Benson considered this for some moments. There were the usual vagaries of grammar and syntax but this was Elroy’s language and it worked effectively in subverting an over-regulated planet. He wasn’t sure about eloquent disgust and suspected that Elroy had put the adjective in because he liked the sound of it, which was something he did quite often – it added a certain mysterious charm to his work. And he wasn’t convinced that Zircon could have got an audience with Jarrold without being subjected to a body search. All the same …

“Elroy,” he said, “this has power. Making the maniac for geometrical form himself soft and indeterminate is a masterstroke. I congratulate you.”

Elroy looked back at him seriously and nodded but did not speak.

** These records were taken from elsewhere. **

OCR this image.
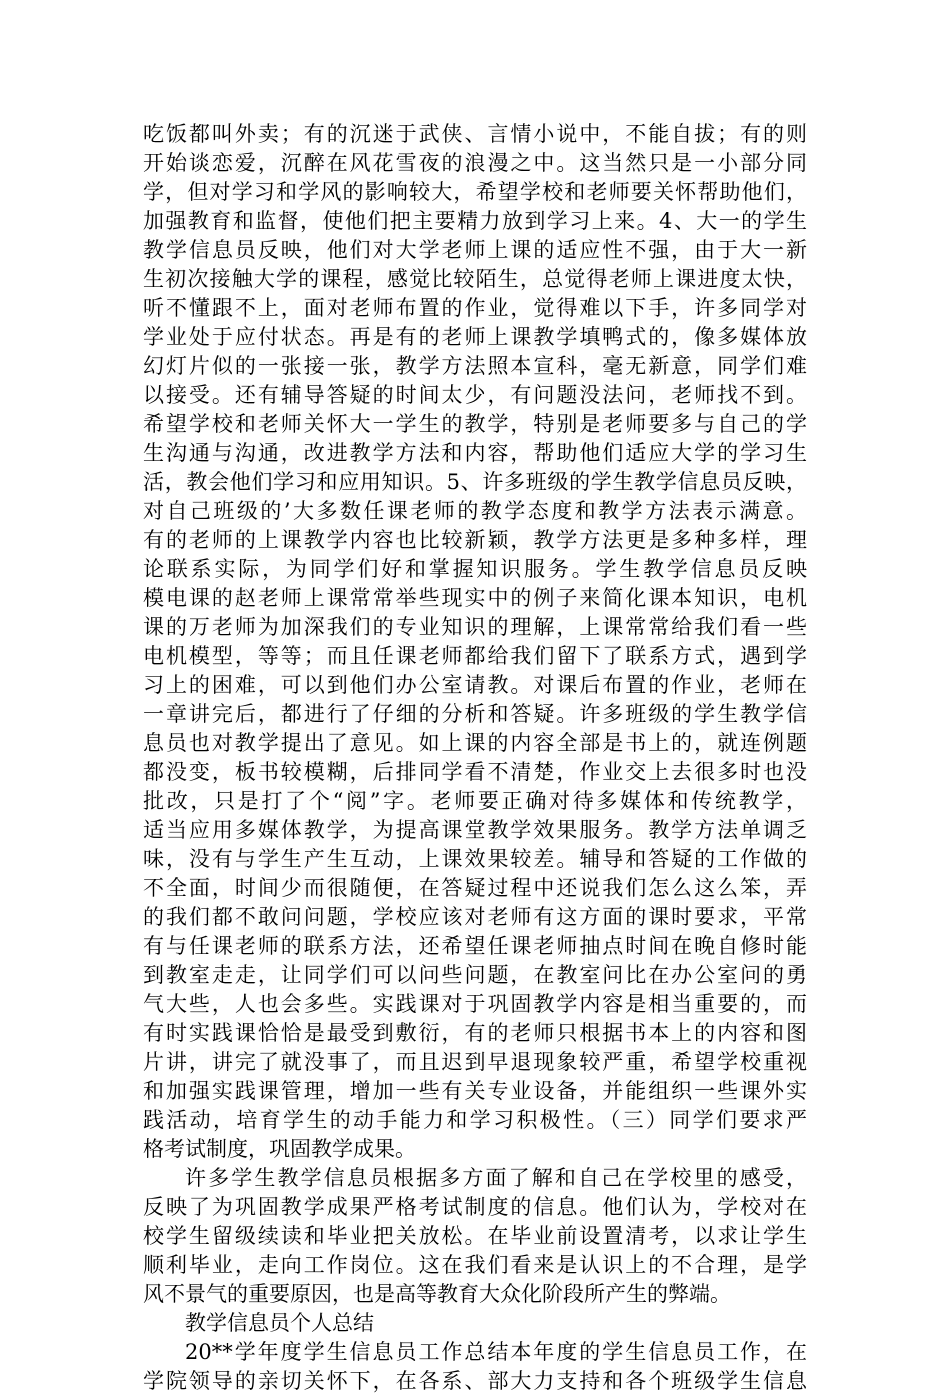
吃饭都叫外卖；有的沉迷于武侠、言情小说中，不能自拔；有的则
开始谈恋爱，沉醉在风花雪夜的浪漫之中。这当然只是一小部分同
学，但对学习和学风的影响较大，希望学校和老师要关怀帮助他们，
加强教育和监督，使他们把主要精力放到学习上来。4、大一的学生
教学信息员反映，他们对大学老师上课的适应性不强，由于大一新
生初次接触大学的课程，感觉比较陌生，总觉得老师上课进度太快，
听不懂跟不上，面对老师布置的作业，觉得难以下手，许多同学对
学业处于应付状态。再是有的老师上课教学填鸭式的，像多媒体放
幻灯片似的一张接一张，教学方法照本宣科，毫无新意，同学们难
以接受。还有辅导答疑的时间太少，有问题没法问，老师找不到。
希望学校和老师关怀大一学生的教学，特别是老师要多与自己的学
生沟通与沟通，改进教学方法和内容，帮助他们适应大学的学习生
活，教会他们学习和应用知识。5、许多班级的学生教学信息员反映，
对自己班级的’大多数任课老师的教学态度和教学方法表示满意。
有的老师的上课教学内容也比较新颖，教学方法更是多种多样，理
论联系实际，为同学们好和掌握知识服务。学生教学信息员反映
模电课的赵老师上课常常举些现实中的例子来简化课本知识，电机
课的万老师为加深我们的专业知识的理解，上课常常给我们看一些
电机模型，等等；而且任课老师都给我们留下了联系方式，遇到学
习上的困难，可以到他们办公室请教。对课后布置的作业，老师在
一章讲完后，都进行了仔细的分析和答疑。许多班级的学生教学信
息员也对教学提出了意见。如上课的内容全部是书上的，就连例题
都没变，板书较模糊，后排同学看不清楚，作业交上去很多时也没
批改，只是打了个“阅”字。老师要正确对待多媒体和传统教学，
适当应用多媒体教学，为提高课堂教学效果服务。教学方法单调乏
味，没有与学生产生互动，上课效果较差。辅导和答疑的工作做的
不全面，时间少而很随便，在答疑过程中还说我们怎么这么笨，弄
的我们都不敢问问题，学校应该对老师有这方面的课时要求，平常
有与任课老师的联系方法，还希望任课老师抽点时间在晚自修时能
到教室走走，让同学们可以问些问题，在教室问比在办公室问的勇
气大些，人也会多些。实践课对于巩固教学内容是相当重要的，而
有时实践课恰恰是最受到敷衍，有的老师只根据书本上的内容和图
片讲，讲完了就没事了，而且迟到早退现象较严重，希望学校重视
和加强实践课管理，增加一些有关专业设备，并能组织一些课外实
践活动，培育学生的动手能力和学习积极性。（三）同学们要求严
格考试制度，巩固教学成果。
许多学生教学信息员根据多方面了解和自己在学校里的感受，
反映了为巩固教学成果严格考试制度的信息。他们认为，学校对在
校学生留级续读和毕业把关放松。在毕业前设置清考，以求让学生
顺利毕业，走向工作岗位。这在我们看来是认识上的不合理，是学
风不景气的重要原因，也是高等教育大众化阶段所产生的弊端。
教学信息员个人总结
20**学年度学生信息员工作总结本年度的学生信息员工作，在
学院领导的亲切关怀下，在各系、部大力支持和各个班级学生信息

“He does actually kill Jarrold, I suppose?” The death was not yet described and Benson had the fear still that Zircon would get blocked with his own murderous mirth, trapped for ever in a soundless paroxysm, eyeing the tyrant’s jugular in that room of square-faced sycophants.

“He dies in the next paragraph.” As always Elroy spoke as if the decision had been made elsewhere.

“I’m delighted to hear it. There is one point that occurs to me. Don’t you think it would be better if the weapon that puts an end to Jarrold were curved somehow? A boomerang, say, made out of the same undetectable metal, or a scimitar or a razor-sharp disc? The symbolic shape of liberation, see what I mean?”

“They talked a lot about it on Vekrona before Zircon set off,” Elroy said. Vekrona was the ruling planet of the Confederation. “They understood it had to be the right symbol. They know about symbols on Vekrona. Zircon can kill in any way, he is a trained man. But Jarrold sentenced to die by his own excesses. He is killed by what he loves too much.”

“Killed by what he loves too much,” Benson repeated slowly. He looked at Elroy with a sort of wonder and Elroy looked back with the placid watchfulness which was all his own. Everything about him was the same: dreadlocks, earring, voluminous red hat; the full, slightly everted mouth was set in the same firm mould; the eyes in their boney sockets were heedless, really, of anything he might say, but without insolence. Benson looked down again at the last words of the paragraph: flow of life comes with his death blood. The sign was there. It was not simple but it was there.

He had, almost from the beginning, looked for certain kinds of indications in the productions of his Fictioneers. Relations with them might vary but were always intimate, with something of the intimacy of the confessional; he had thought it possible that threads of vital communication might creep into the texture of what they wrote, pointers, something that might show the way forward.

On the whole he had been disappointed in this. Poor Hogan was burrowing backwards all the time and looked like ending up as some more primitive form of life altogether. Anthea’s poems had a certain shock value but they certainly didn’t prompt anything in him. It was true that Albert and Sheila had affected him in various ways, but none of them constructive. In any case these two seemed trapped in an endless cycle now – the only imminent prospect in Can Spring Be Far Behind? was a broken spring in Sheila’s sofa. As for Madcap Maggie and the saturnine Sir Reginald, they were riding ever deeper into the wildwood, side by side, oaks and anachronisms thickening around them. Not much hope of daylight there.

Zircon was a different matter entirely. Zircon redeemed them all. Here was a man in the remote future, bubbling with lethal laughter, about to act, to break out, to restore the world.

“Elroy,” he said, “I’ve just decided something. Several things in fact. One of them is that I am going to give up my consultancy business, I’m going to disband my Fictioneers. Clive Benson’s name comes down from the door. But I’ll go on with you if you’re willing. I’ll give you any help I can.” He smiled at the serious Elroy. “I would regard it as an honour,” he said.